Treatments might help ease gastrointestinal symptoms for at least six months
THURSDAY, Jan. 7, 2016 (HealthDay News) — Psychological therapies such as relaxation and hypnosis can offer long-term benefits for patients with irritable bowel syndrome (IBS), according to a study published online Dec. 22 in Clinical Gastroenterology and Hepatology.

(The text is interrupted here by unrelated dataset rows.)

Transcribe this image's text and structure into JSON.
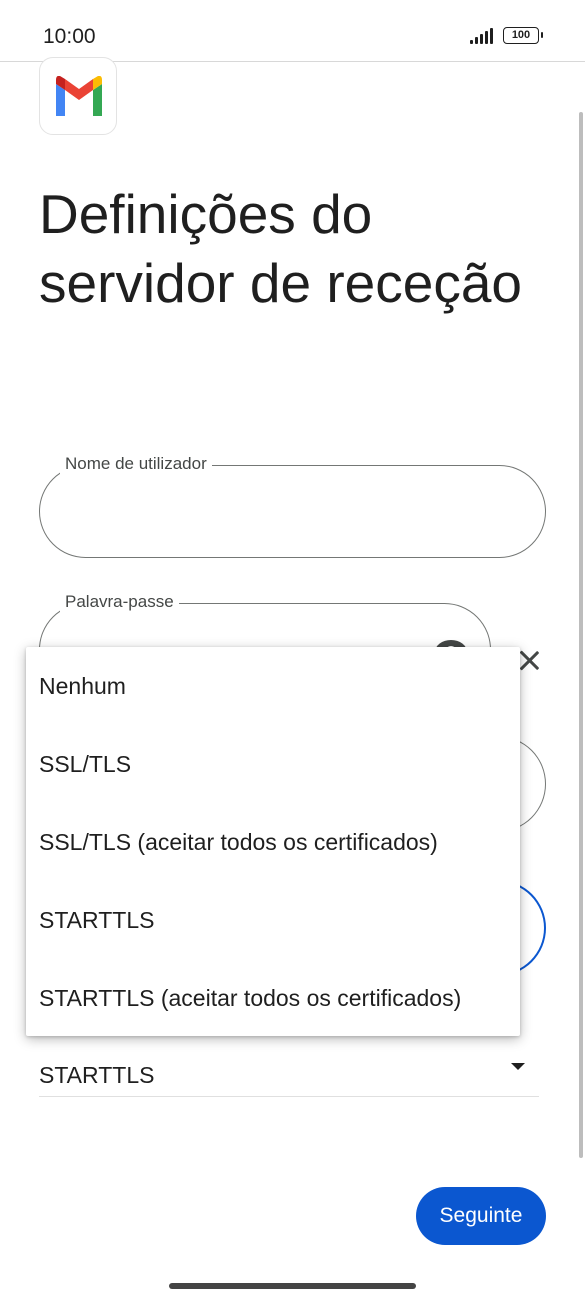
{
  "status_bar": {
    "time": "10:00",
    "battery": "100"
  },
  "page": {
    "title": "Definições do servidor de receção"
  },
  "form": {
    "username_label": "Nome de utilizador",
    "password_label": "Palavra-passe",
    "security_type_value": "STARTTLS"
  },
  "dropdown": {
    "options": [
      "Nenhum",
      "SSL/TLS",
      "SSL/TLS (aceitar todos os certificados)",
      "STARTTLS",
      "STARTTLS (aceitar todos os certificados)"
    ]
  },
  "actions": {
    "next_label": "Seguinte"
  },
  "colors": {
    "accent": "#0b57d0",
    "text": "#1f1f1f",
    "outline": "#747775"
  },
  "icons": [
    "gmail-logo-icon",
    "eye-icon",
    "close-icon",
    "dropdown-arrow-icon",
    "signal-icon",
    "battery-icon"
  ]
}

The researchers analyzed results from 41 clinical trials involving 2,290 IBS patients (1,183 assigned to psychotherapy and 1,107 assigned to a control condition).
The researchers found several different psychological therapies — including relaxation, hypnosis, and cognitive behavioral therapy — to be equally beneficial in helping people change the way they think. Regardless of the length of treatment, the researchers found the effects may last at least six to 12 months after treatment ends. Online treatments were just as effective as those conducted in person.
“Our study is the first one that has looked at long-term effects,” senior author, Lynn Walker, Ph.D., a professor of pediatrics at the Vanderbilt University Medical Center in Nashville, Tenn., said in a university news release. “We found that the moderate benefit that psychological therapies confer in the short term continue over the long term. This is significant because IBS is a chronic, intermittent condition for which there is no good medical treatment.”